Mais le plus surprenant dans cette histoire est la capacité d’organismes tels que Pro Bono Lab à nous convaincre de nous investir pour une cause que nous ne connaissions pas quelques jours auparavant (comme c’était le cas pour ma part concernant Rose magazine) et de nous amener à donner notre richesse, à savoir notre temps. Notre nouveau modèle de société très fortement impacté par le collaboratif, « l’ubérisation » de l’économie, le partage de données, d’appartement, de voiture… nous aurait-il appris à être moins inquiet de l’inconnu, de l’inhabituel, de l’instantané ? A désirer tenter de nouvelles expériences et à s’investir dans un projet soutenu et porté par une communauté ? Les réseaux sociaux sont sans doute également responsables de l’avènement de cette « solidarité collectivité », émotionnelle, immédiate. En témoignent les évènements de soutien qui se sont multipliés sur la toile suite aux attentats de Charlie Hebdo et ceux plus récents en novembre dernier.

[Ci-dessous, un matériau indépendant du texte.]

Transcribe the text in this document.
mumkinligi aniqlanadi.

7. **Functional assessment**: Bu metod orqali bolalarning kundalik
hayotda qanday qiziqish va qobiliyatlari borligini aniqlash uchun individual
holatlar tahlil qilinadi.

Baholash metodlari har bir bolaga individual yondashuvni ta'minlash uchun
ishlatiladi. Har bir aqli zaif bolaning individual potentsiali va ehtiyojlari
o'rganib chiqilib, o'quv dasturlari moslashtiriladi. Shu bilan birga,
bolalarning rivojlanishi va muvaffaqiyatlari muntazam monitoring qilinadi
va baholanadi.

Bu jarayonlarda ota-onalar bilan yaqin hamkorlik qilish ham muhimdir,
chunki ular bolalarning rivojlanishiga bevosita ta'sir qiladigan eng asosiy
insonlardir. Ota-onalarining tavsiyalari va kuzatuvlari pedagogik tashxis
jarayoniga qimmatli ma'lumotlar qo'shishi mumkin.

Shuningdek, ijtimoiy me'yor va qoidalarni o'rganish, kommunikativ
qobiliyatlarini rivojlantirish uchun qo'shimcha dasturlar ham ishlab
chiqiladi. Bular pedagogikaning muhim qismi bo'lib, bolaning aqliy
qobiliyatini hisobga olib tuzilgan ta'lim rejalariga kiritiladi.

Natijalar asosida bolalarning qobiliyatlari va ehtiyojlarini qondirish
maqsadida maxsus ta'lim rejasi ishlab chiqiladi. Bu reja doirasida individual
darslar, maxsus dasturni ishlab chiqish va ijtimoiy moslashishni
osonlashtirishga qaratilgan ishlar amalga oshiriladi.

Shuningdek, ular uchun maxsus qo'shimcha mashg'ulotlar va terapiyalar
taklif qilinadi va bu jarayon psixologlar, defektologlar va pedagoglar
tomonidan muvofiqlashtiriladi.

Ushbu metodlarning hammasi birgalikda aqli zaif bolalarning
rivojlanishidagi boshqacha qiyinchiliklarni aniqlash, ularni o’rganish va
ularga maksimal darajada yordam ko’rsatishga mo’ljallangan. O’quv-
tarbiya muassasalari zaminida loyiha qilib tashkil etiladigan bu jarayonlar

Alors que l’engagement peut être perçu comme source de contrainte et d’angoisse (pour preuve : le changement de discours chez les opérateurs téléphoniques qui mettent en avant leurs abonnements garantis SANS engagement, comme pour retenir le consommateur effrayé par ce mot barbare), cette notion est me semble-t-il en train d’évoluer et ne revêt pas la même signification aujourd’hui qu’hier. Un article paru dernièrement dans La Tribune m’a intriguée : « L’histoire méconnue des super-héros français ». Emmanuelle Duez, serial entrepreneuse convaincue que la Génération Y est la cause et la conséquence du changement radical de notre société, y fait le portrait de ces jeunes de la Marine nationale partis s’engager alors qu’ils n’avaient que « quelques poils au menton », pour pouvoir se donner « sans réserve, sans avoir rien à gagner ». Si cette figure de l’engagement militaire paraît éloignée de nos préoccupations quotidiennes actuelles, le fait que ces vocations existent encore me conforte dans l’idée que l’engagement n’est pas mort, bien au contraire, mais qu’il nécessite seulement de trouver des nouvelles manières de s’exprimer.